Nvidia says Fermi is designed to run at high temperature
In a recent official blog post, Drew Henry – GeForce GM and Nvidia spokesperson – excitedly told gamers across the world that the GTX 480 and GTX 470 herald the next generation of gaming, and will "crank up" PC games. He might have meant "crank up the heat", as one reader observed.
Drew Henry states that Nvidia build these cards "with passionate PC gamers in mind", which is quite a surprise, as the cards were earlier touted by the company to be much more than just gaming graphics cards, but were meant also for professionals who have powerful modelling, rendering and ray-tracing requirements. This is where the Fermi-based GPUs seem to truly blow ATI's top-end Radeon HD 5870 and 5970 out of the water – tessellation and direct computing (DX 11 features). These unfortunately are currently almost completely unutilized by game developers to design games, making recent game performance benchmarks somewhat equal, with only a 5-10% increase over ATI's counterparts in frames per second across a range of games, including DX 11 games.
The readers who commented on the blog seem quite disappointed on the whole, expressing a refrain that goes: six months late, but still not upping the competition by much. The benchmarking figures of course, should be taken with a heavy pinch of salt, as the tests were conducted with Nvidia's first set of drivers for the GPUs. Let's hope they can really pull something out of the software hat, or risk to lose even some of the most die-hard Nvidia fans. Maybe Drew Henry's calming words will help "Believe me, as we tune this baby, she's just going to go faster on many games."
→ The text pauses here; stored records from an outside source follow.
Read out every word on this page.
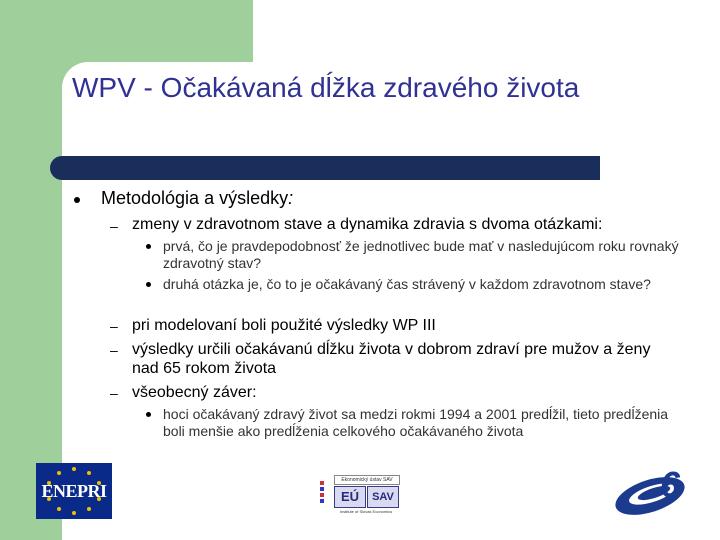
WPV - Očakávaná dĺžka zdravého života
Metodológia a výsledky:
– zmeny v zdravotnom stave a dynamika zdravia s dvoma otázkami:
prvá, čo je pravdepodobnosť že jednotlivec bude mať v nasledujúcom roku rovnaký zdravotný stav?
druhá otázka je, čo to je očakávaný čas strávený v každom zdravotnom stave?
– pri modelovaní boli použité výsledky WP III
– výsledky určili očakávanú dĺžku života v dobrom zdraví pre mužov a ženy nad 65 rokom života
– všeobecný záver:
hoci očakávaný zdravý život sa medzi rokmi 1994 a 2001 predĺžil, tieto predĺženia boli menšie ako predĺženia celkového očakávaného života
ENEPRI
Ekonomický ústav SAV
EÚ	SAV
Institute of Slovak Economics
6
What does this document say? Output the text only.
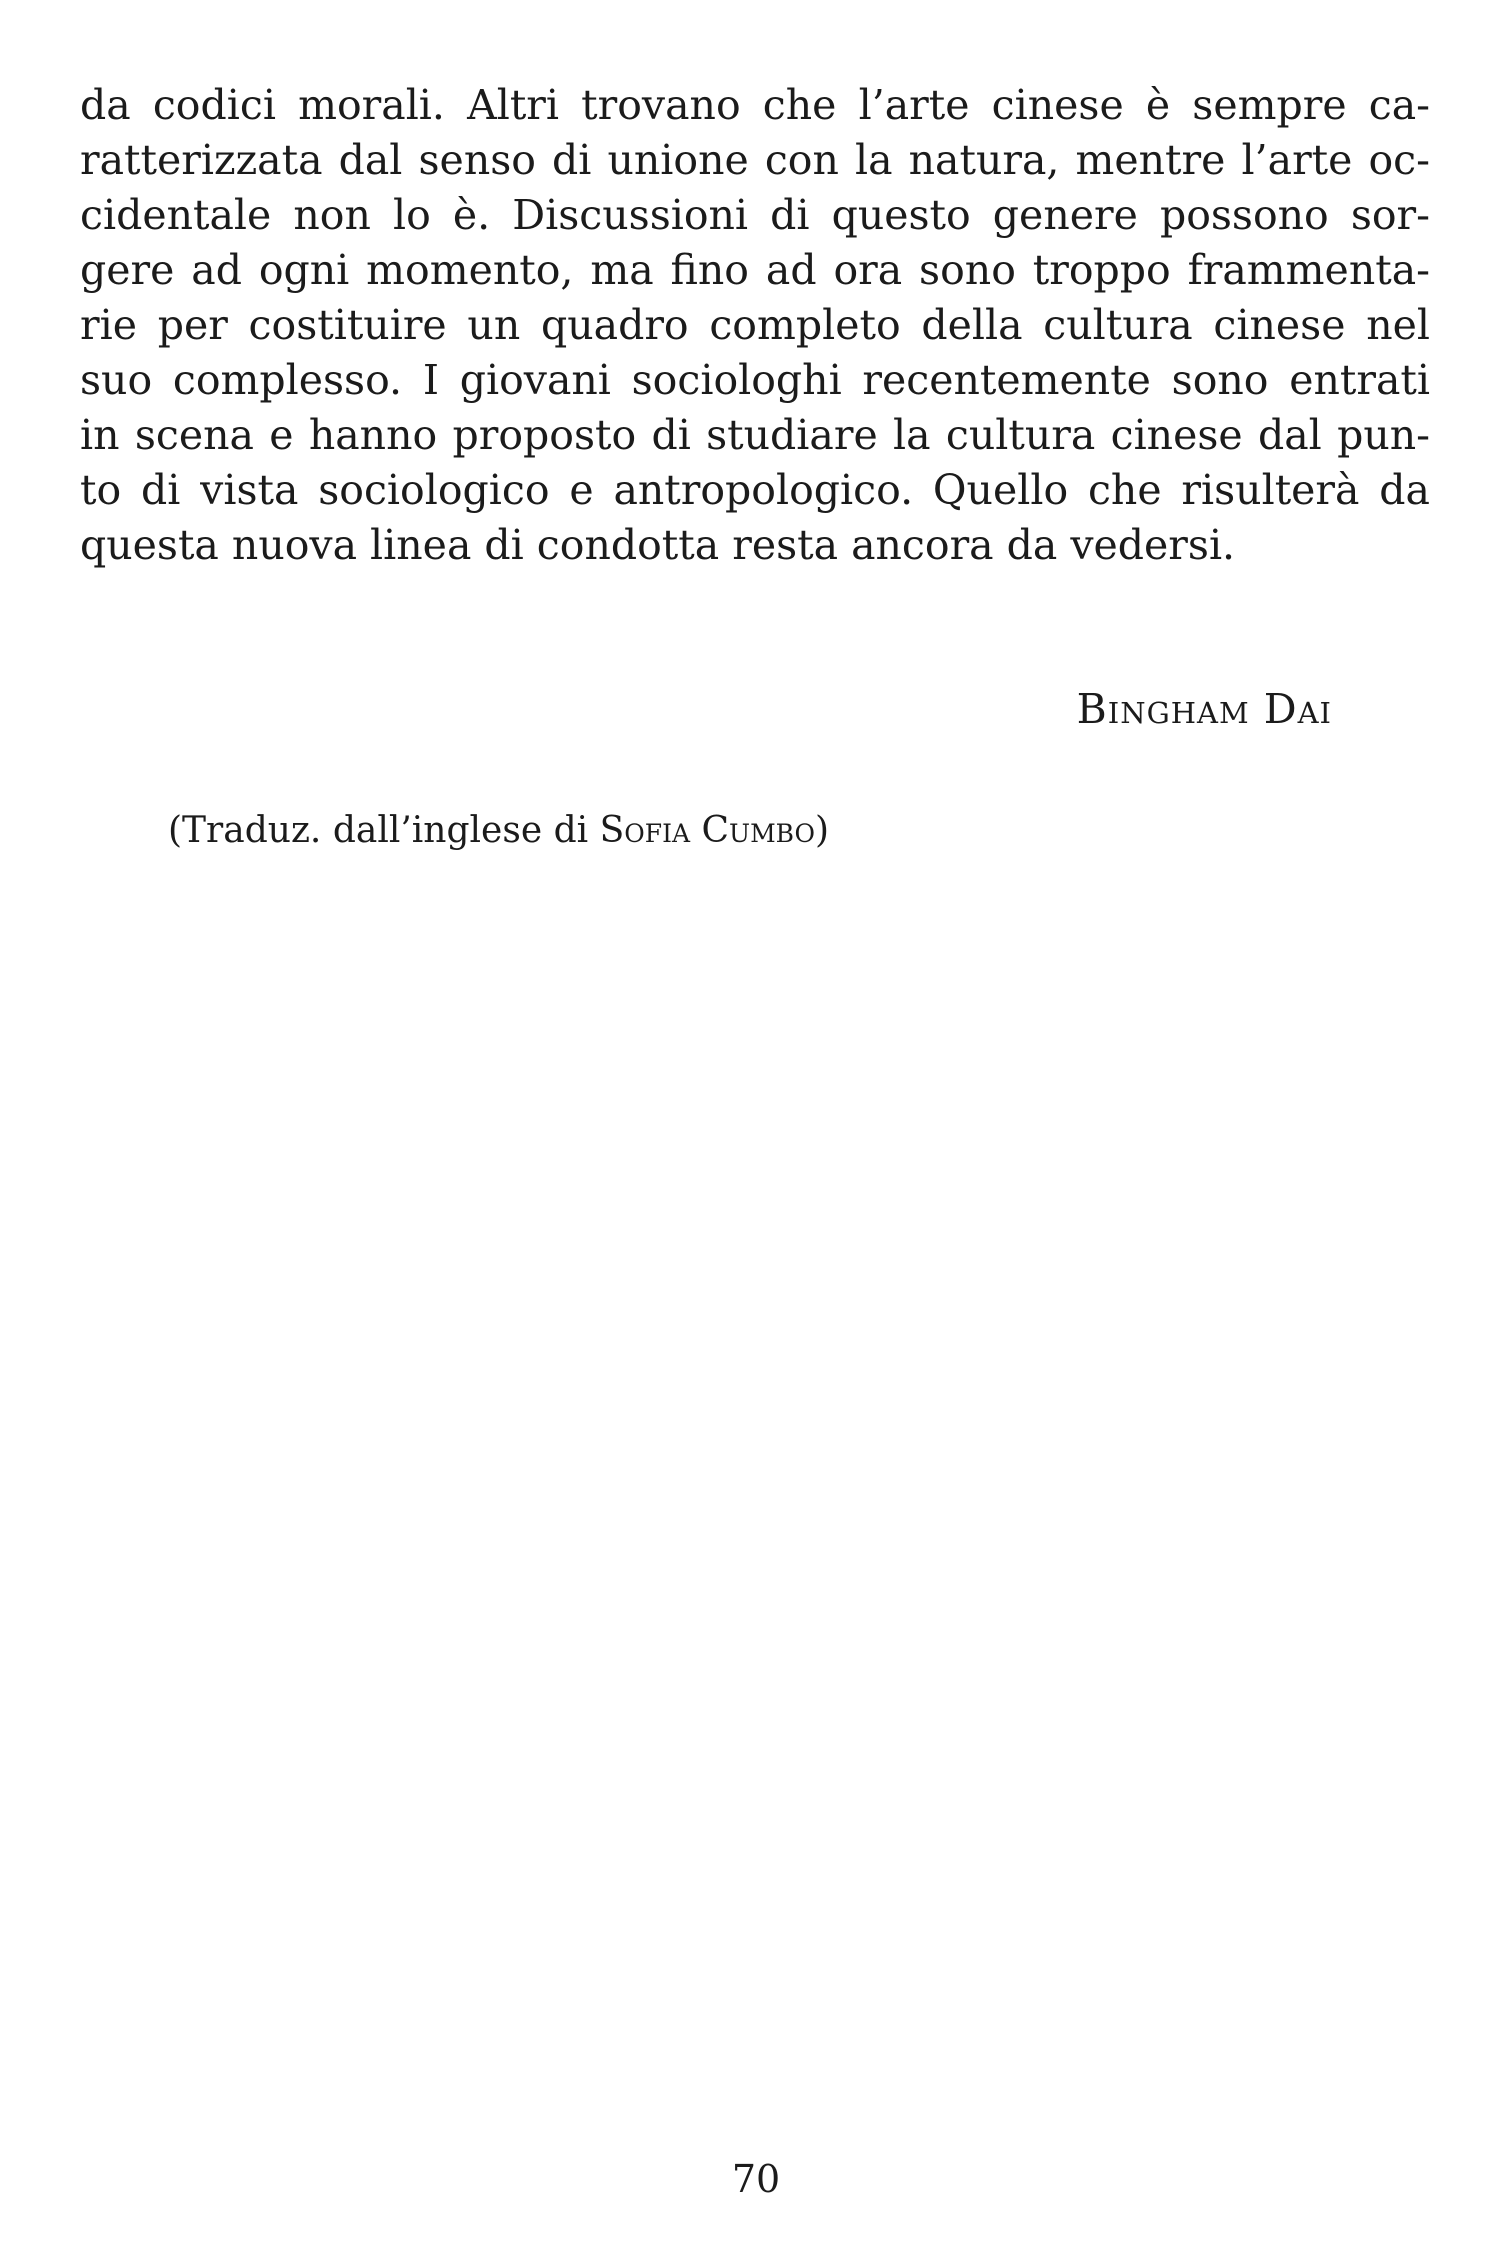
da codici morali. Altri trovano che l’arte cinese è sempre ca-
ratterizzata dal senso di unione con la natura, mentre l’arte oc-
cidentale non lo è. Discussioni di questo genere possono sor-
gere ad ogni momento, ma fino ad ora sono troppo frammenta-
rie per costituire un quadro completo della cultura cinese nel
suo complesso. I giovani sociologhi recentemente sono entrati
in scena e hanno proposto di studiare la cultura cinese dal pun-
to di vista sociologico e antropologico. Quello che risulterà da
questa nuova linea di condotta resta ancora da vedersi.
Bingham Dai
(Traduz. dall’inglese di Sofia Cumbo)
70
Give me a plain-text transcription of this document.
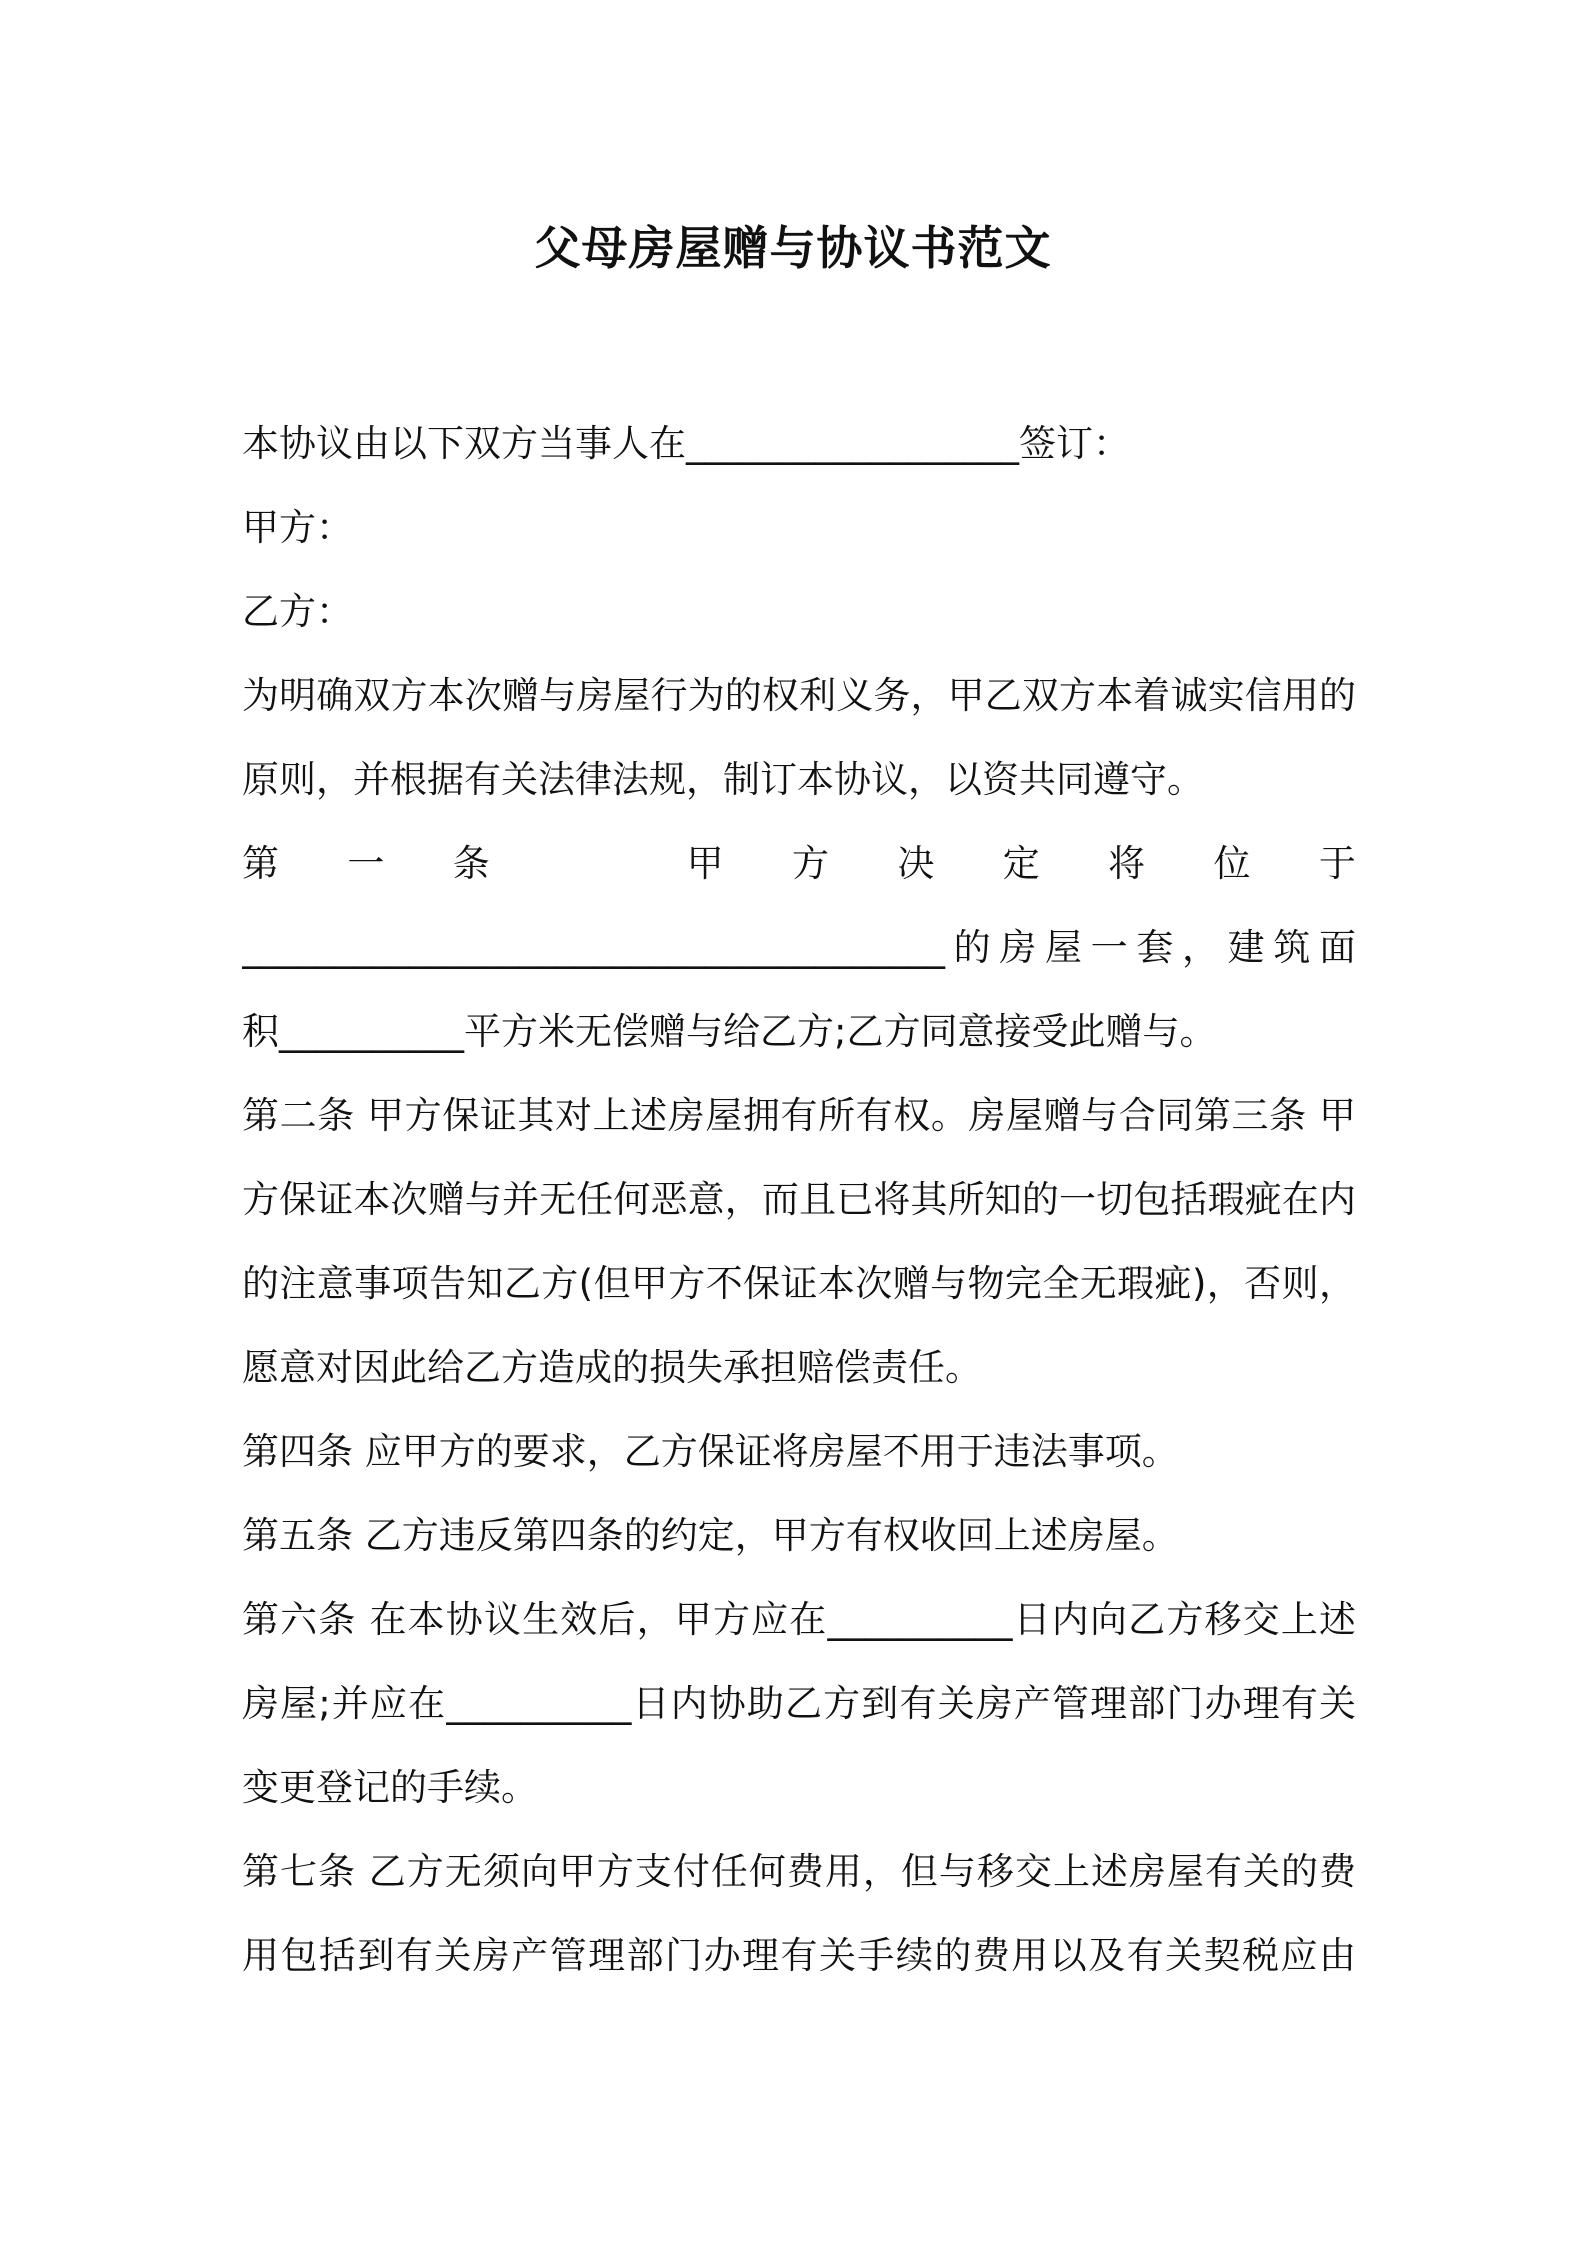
父母房屋赠与协议书范文
本协议由以下双方当事人在__________________签订：
甲方：
乙方：
为明确双方本次赠与房屋行为的权利义务，甲乙双方本着诚实信用的
原则，并根据有关法律法规，制订本协议，以资共同遵守。
第 一 条	甲 方 决 定 将 位 于
______________________________________的房屋一套，建筑面
积__________平方米无偿赠与给乙方;乙方同意接受此赠与。
第二条 甲方保证其对上述房屋拥有所有权。房屋赠与合同第三条 甲
方保证本次赠与并无任何恶意，而且已将其所知的一切包括瑕疵在内
的注意事项告知乙方(但甲方不保证本次赠与物完全无瑕疵)，否则，
愿意对因此给乙方造成的损失承担赔偿责任。
第四条 应甲方的要求，乙方保证将房屋不用于违法事项。
第五条 乙方违反第四条的约定，甲方有权收回上述房屋。
第六条 在本协议生效后，甲方应在__________日内向乙方移交上述
房屋;并应在__________日内协助乙方到有关房产管理部门办理有关
变更登记的手续。
第七条 乙方无须向甲方支付任何费用，但与移交上述房屋有关的费
用包括到有关房产管理部门办理有关手续的费用以及有关契税应由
Coming to the issue of heat and power, Drew Henry said: "We wanted to let you know that we've also heard your concerns about GTX 480 with respect to power and heat. When you build a high performance GPU like the GTX 480 it will consume a lot of power to enable the performance and features I listed above [advanced tessellation engines, 480 compute cores, new ray tracing technologies and 3D Vision Surround support]. It was a tradeoff for us, but we wanted it to be fast. The chip is designed to run at high temperature so there is no effect on quality or longevity. We think the tradeoff is right."
We can be sure that the company did not ignore the heating issues on the GTX 480 – just take a look at the heat pipes!
In response to another reader comment, which expressed the compounding of temperature concerns in hot climates, Drew Henry went on to say: "We build all our products to work in extremely hot and extremely cold environments. The GTX 480 is no different."